この記事では、全スパイダーマン作品を「公開順」と「時系列順(作品内の時間軸順)」の両方の視点から整理し、初めて見る人でも迷わないおすすめの視聴ルートを提案します。結論から言うと、特別なこだわりがなければ「公開順」に見るのが一番ハズレがなく、感動も最大化されるので、まずはそこを軸に読み進めてください。
- 実写3シリーズ+アニメ「スパイダーバース」三部作の全作品と公開順
- 公開順と時系列順で視聴した場合の違いと、どちらを選ぶべきか
- 初心者向け・時間がない人向け・全部制覇したい人向けの3パターンの視聴ルート
結論:スパイダーマンは「サム・ライミ版」「アメイジング・スパイダーマン版」「MCU版」「アニメ版スパイダーバース」の4つの独立した世界線に分かれており、まずは各シリーズを公開順に見るのが最も分かりやすく、感動も深まります。
スパイダーマンは全部で4つの世界線がある
スパイダーマン作品がややこしく感じられる最大の理由は、同じ「スパイダーマン」というタイトルでありながら、主演俳優も設定も異なる複数のシリーズが並行して存在しているからです。
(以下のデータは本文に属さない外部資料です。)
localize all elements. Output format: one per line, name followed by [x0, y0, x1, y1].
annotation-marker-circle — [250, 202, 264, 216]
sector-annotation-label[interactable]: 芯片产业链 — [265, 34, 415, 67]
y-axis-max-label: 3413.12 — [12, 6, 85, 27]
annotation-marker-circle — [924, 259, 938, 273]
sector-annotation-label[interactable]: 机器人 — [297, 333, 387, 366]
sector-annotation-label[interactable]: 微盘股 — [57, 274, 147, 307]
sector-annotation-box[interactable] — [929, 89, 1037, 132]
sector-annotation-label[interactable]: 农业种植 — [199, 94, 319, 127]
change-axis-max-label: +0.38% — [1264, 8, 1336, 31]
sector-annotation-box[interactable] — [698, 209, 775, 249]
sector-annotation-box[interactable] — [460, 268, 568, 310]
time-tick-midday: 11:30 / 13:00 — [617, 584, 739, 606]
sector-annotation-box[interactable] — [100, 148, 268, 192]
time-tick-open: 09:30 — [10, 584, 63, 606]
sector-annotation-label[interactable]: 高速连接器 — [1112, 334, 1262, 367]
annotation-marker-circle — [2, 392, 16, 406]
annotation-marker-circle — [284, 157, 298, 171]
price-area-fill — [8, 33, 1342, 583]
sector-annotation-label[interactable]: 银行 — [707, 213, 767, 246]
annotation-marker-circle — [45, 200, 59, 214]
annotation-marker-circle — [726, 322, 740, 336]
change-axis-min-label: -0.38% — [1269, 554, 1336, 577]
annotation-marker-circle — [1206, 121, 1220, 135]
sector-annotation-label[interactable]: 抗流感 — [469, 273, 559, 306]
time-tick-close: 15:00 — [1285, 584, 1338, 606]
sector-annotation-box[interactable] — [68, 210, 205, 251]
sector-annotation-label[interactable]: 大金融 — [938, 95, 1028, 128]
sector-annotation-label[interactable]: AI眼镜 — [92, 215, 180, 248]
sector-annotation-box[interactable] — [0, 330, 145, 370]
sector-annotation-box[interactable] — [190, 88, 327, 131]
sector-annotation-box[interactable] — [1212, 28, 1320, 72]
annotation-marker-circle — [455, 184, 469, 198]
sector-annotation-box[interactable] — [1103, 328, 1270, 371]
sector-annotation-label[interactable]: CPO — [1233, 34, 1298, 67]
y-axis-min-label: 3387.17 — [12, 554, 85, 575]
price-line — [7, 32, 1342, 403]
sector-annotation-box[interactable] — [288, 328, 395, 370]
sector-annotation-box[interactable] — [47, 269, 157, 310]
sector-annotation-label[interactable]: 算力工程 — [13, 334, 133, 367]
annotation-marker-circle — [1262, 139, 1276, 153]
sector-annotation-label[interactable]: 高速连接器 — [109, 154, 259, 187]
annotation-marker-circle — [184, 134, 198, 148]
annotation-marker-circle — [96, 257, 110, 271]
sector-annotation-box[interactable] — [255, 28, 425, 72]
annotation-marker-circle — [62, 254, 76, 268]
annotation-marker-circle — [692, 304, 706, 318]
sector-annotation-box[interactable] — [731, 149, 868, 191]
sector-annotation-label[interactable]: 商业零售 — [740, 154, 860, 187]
まずは全体像を整理しましょう。
| シリーズ名 | 主演・世界線 | 公開期間 | 作品数 |
|---|---|---|---|
| サム・ライミ版 | トビー・マグワイア | 2002年〜2007年 | 3作 |
| アメイジング・スパイダーマン版 | アンドリュー・ガーフィールド | 2012年〜2014年 | 2作 |
| MCU版(実写) | トム・ホランド | 2017年〜(新章継続中) | 4作(2026年時点) |
| アニメ版スパイダーバース | マイルス・モラレス中心 | 2018年〜(完結は2027年予定) | 2作公開・3作目制作中 |
それぞれが「別の地球(マルチバース)」の物語として独立しているため、基本的にはどのシリーズから見始めても物語は成立します。ただし、後述する『ノー・ウェイ・ホーム』のようにマルチバースをまたぐ作品もあるため、見る順番によって楽しみ方が大きく変わってきます。
【公開順】スパイダーマンおすすめ視聴順
まずは実際に映画・アニメが公開された順番を、シリーズごとに詳しく見ていきましょう。
① サム・ライミ版(2002年〜2007年)
すべてのスパイダーマン映画の原点となったシリーズです。高校生ピーター・パーカーがクモに噛まれてヒーローになる王道のオリジンストーリーで、グリーン・ゴブリンやドック・オクといった名ヴィランとの対決が描かれます。
- スパイダーマン(2002年):クモに噛まれ能力を得たピーターが、グリーン・ゴブリンと初めて戦うオリジン編
- スパイダーマン2(2004年):大学生活とヒーロー活動の両立に苦しむピーターと、ドック・オクとの死闘
- スパイダーマン3(2007年):黒いシンビオートスーツに支配されるピーターと、複数のヴィランが同時に登場する集大成編
② アメイジング・スパイダーマン版(2012年〜2014年)
ライミ版とは別の世界線として仕切り直された、いわゆる「リブート」シリーズです。ピーターの両親の失踪の謎など、原作寄りの設定が掘り下げられているのが特徴です。
- アメイジング・スパイダーマン(2012年):両親の失踪の謎を追う中でヒーローとなるピーターと、リザードとの戦い
- アメイジング・スパイダーマン2(2014年):エレクトロとの戦いと、恋人グウェン・ステイシーとの切ない結末
③ MCU版・トム・ホランドのホーム3部作(2017年〜2021年)
『アベンジャーズ』などマーベル・シネマティック・ユニバース(MCU)本編とつながっているのが最大の特徴です。トニー・スターク(アイアンマン)に見出された高校生ピーターが成長していく姿が描かれます。
- スパイダーマン:ホームカミング(2017年):MCUに正式加入したピーターの高校生活とヒーロー活動
- スパイダーマン:ファー・フロム・ホーム(2019年):ヨーロッパ修学旅行を舞台にした戦いと、正体バレの伏線
- スパイダーマン:ノー・ウェイ・ホーム(2021年):正体が世界中にバレたピーターが、マルチバースの扉を開けてしまう衝撃作
特に『ノー・ウェイ・ホーム』は、ライミ版・アメイジング版のヴィランたちやピーター本人までもが登場するマルチバース超大作です。事前に他の2シリーズを見ているかどうかで感動の大きさがまったく変わるため、可能であれば先に他シリーズを視聴しておくことを強くおすすめします。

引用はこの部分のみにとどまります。